Over all the characters need to be moved one pixel up and to the right. Except the lowercase J. It only needs to be moved one pixel to the right.
The lowercase letter g is the wrong shape.
The lowercase letter m has an extra pixel.
The lowercase letter p is the wrong shape.
The lowercase letter q is the wrong shape.
The lowercase letter t is the wrong shape.
The lowercase letter w is the wrong shape.
The lowercase letter y is the wrong shape.
The pound sign has extra pixels.
The dollar sign has extra pixels.
The apostrophe is missing some pixels.
The comma is missing some pixels.
The period is missing some pixels.
The ’3′ is missing a pixel on it’s stem.
The ’6′ is the wrong shape.
The ’9′ is the wrong shape.
The ‘@’ has an extra pixel.
The colon is missing some pixels.
The semi-colon is missing some pixels.
The ‘G’ is the wrong shape.
The ‘J’ has an extra pixel.
Next is the CoCo 3 in normal mode.
Over all, the characters need to be moved a pixel up.
The comma also needs to be moved one pixel to the right.
The number 9 has an extra pixel.
Last is the CoCo 3 in lowercase mode.
Over all the characters need to be moved one pixel up.
The lowercase letter g is the wrong shape.
The lowercase letter i is the wrong shape.
The lowercase letter j is the wrong shape.
The lowercase letter m has an extra pixel.
The lowercase letter p is the wrong shape.
The lowercase letter q is the wrong shape.
The comma need to be moved to the right one pixel.
The numeral 9 has an extra pixel.
Special thanks to Pedro Pena for a screen capture.
MAME 0.246 is the first version to contain the fixes for the above.
The Write Protect Problem
An interesting bug appeared on MAME Testers recently. The bug linked here is really simple. OS-9 wont boot on a copy protected disk image. The solution also was simple: properly emulate the delay between issuing a write command, and the INTRQ that happens when the write protect notch is covered.
But how long of a delay should it be? The floppy disk controller chip data sheet does not specify what is normal. I wish I had an oscilloscope to measure things like this, but I don’t. So I had to get tricky.
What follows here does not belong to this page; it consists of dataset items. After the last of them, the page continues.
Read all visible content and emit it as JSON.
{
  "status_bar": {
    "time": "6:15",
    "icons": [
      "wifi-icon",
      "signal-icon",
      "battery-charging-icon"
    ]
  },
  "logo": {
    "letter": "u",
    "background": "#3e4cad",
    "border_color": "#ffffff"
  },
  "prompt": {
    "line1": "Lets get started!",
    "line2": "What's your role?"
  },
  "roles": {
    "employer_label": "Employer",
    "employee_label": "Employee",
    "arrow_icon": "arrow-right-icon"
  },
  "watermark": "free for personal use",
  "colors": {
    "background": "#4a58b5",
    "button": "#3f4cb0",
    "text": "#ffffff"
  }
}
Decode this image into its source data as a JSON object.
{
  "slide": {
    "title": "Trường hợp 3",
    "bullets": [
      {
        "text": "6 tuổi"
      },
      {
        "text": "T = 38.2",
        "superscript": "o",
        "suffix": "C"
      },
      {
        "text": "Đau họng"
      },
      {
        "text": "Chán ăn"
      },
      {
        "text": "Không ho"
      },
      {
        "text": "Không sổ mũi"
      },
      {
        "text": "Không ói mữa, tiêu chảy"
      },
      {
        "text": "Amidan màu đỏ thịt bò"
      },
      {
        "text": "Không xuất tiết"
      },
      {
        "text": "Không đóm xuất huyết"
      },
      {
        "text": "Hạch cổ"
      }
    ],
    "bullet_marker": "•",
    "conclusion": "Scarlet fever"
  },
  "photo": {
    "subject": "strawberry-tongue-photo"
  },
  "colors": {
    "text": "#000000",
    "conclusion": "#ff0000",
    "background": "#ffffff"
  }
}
I wrote a Color Computer program that writes to a write protected disk on purpose. Normally after you issue the command to write to a sector, you prepare to start writing and then wait until the disk is ready. But if you know the disk write will error becuase of a write protect notch, all you really have to do is count. That is what I did, initiate write and then count forever:
pragma 6809
opt cd
start
org $6000
count fcb 55
error fcb $55
begin
orcc #$50 turn off interrupts, keep motor spinning
clrb clear counter
ldx #vector_return
stx $0983 load my NMI vector routine
lda #$ff
sta $0982 Enable NMI flag to vector
lda $ff48 reset status of 1793
lda #$A0
sta $FF48 do write sector command
; disk should be write protected.
loop
incb
bra loop
vector_return
stb count
lda $ff48
sta error
andcc #$AF enable interrupts
rts
end begin
The loop will not actually count forever. When the write fails, the Floppy Disk Controller will produce an Interrupt Request signal. On the Color Computer this is tied to the Non-Maskable Interrupt line. This will stop the loop and run my NMI handler. The records the counter and status to make available to a BASIC program for further processing.
I now have two results from different Floppy Disk Controllers: 20 and 19. With a 5 cycle loop counter, this comes to a delay of about 111 microseconds. I show my work here.
CoCo Max III Hi Res interface
Thanks to a few friends I’ve been able to upgrade my hi-res tester to support the CoCo Max III interface. It is a device similar to the Tandy Hi-res interface, but is triggered differently.
Here is what MAME is doing as of today for the CoCo Max III interface:
Speed | Start Value | End Value | Length |
Slow | 67 | 483 | 416 |
Fast | 67 | 483 | 416 |
After going over the data here is what I am going to change MAME to do:
Speed | Start Value | End Value | Length |
Slow | 29 | 243 | 214 |
Fast | 57 | 486 | 429 |
You can see the new values are nearly the same as the previous values, but I think it is an improvement to use values verified on actual hardware.